"Look, Mabel! There's Mr. Morgan going to call on Miss Rood," said Lucy softly.
"Oh, do look, George!" said Mabel eagerly. "That old gentleman has been paying court to an old maid over in that little house for forty years. And to think," she added in a lower tone, intended for his private ear, "what a fuss you make about waiting six months!"
"Humph! You please to forget that it's easier to wait for some things than for others. Six months of my kind of waiting, I take it, require more patience than forty years of his—or any other man's," he added, with increased emphasis.
"Be quiet, sir!" replied Mabel, answering his look of unruly admiration with one of half pique. "I 'm not a sugar-plum, that's not enjoyed till it's in the mouth. If you have n't got me now, you 'll never have me. If being engaged isn't enough, you don't deserve to be married." And then, seeing the blank expression with which he looked down at her, she added with a prescient resigned-ness, "I 'm afraid, dear, you 'll be so disappointed when we 're married, if you find this so tedious."
Lucy had discreetly wandered away, and of how they made it up there were no witnesses. But it seems likely that they did so, for shortly after they wandered away together down the darkening street.

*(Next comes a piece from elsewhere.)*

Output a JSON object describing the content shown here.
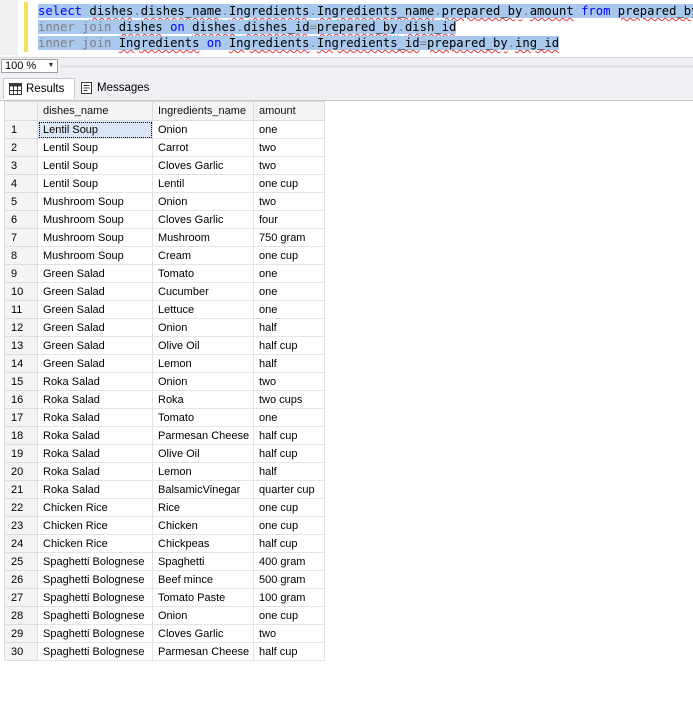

Like most of the Plainfield houses, that at which Mr. Morgan turned in stood well back from the street. At a side window, still further sheltered from view by a gyringa-bush at the house corner, sat a little woman with a small, pale face, the still attractive features perceptibly sharpened by years, of which the half-gray hair bore further testimony. The eyes, just now fixed absently upon the dusking landscape, were light gray and a little faded, while around the lips there were crow's-feet, especially when they were pressed together, as now, in an unsatisfied, almost pathetic look, evidently habitual to her face when in repose. There was withal something in her features that so reminded you of Mr. Morgan that any one conversant with the facts of his life-romance would have at once inferred—though by just what logic he might not be able to explain—that this must be Miss Eood. It is well known that long-wedded couples often gain at length a certain resemblance in feature and manner; and although these two were not married, yet their intimacy of a lifetime was perhaps the reason why her face bore when in repose something of that seer-like expression which communion with the bodiless shapes of memory had given to his.
The latching of the gate broke up her depressing reverie, and banished the pinched and pining look from her features. Among the neighbors Miss Rood was sometimes called a sour old maid, but the face she kept for Mr. Morgan would never have suggested that idea to the most ill-natured critic.
He stopped at the window, near which the walk passed to the doorway, and stood leaning on the sill,—a tall, slender figure, stooping a little, with smooth, scholarly face, and thin iron-gray hair. His only noticeable feature was a pair of eyes whose expression and glow indicated an imaginative temperament. It was pleasant to observe the relieved restlessness in the look and manner of the two friends, as if at the mere being in each other's presence, though neither seemed in any haste to exchange even the words of formal greeting.
At length she said, in a tone of quiet satisfaction, "I knew you would come, for I was sure this deathly autumn's flavor would make you restless. Is n't it strange how it affects the nerves of memory, and makes one sad with thinking of all the sweet, dear days that are dead?"
"Yes, yes," he answered eagerly; "I can think of nothing else. Do they not seem wonderfully clear and near to-night? To-night, of all nights in the year, if the figures and scenes of memory can be reëmbodied in visible forms, they ought to become so to the eyes that strain and yearn for them."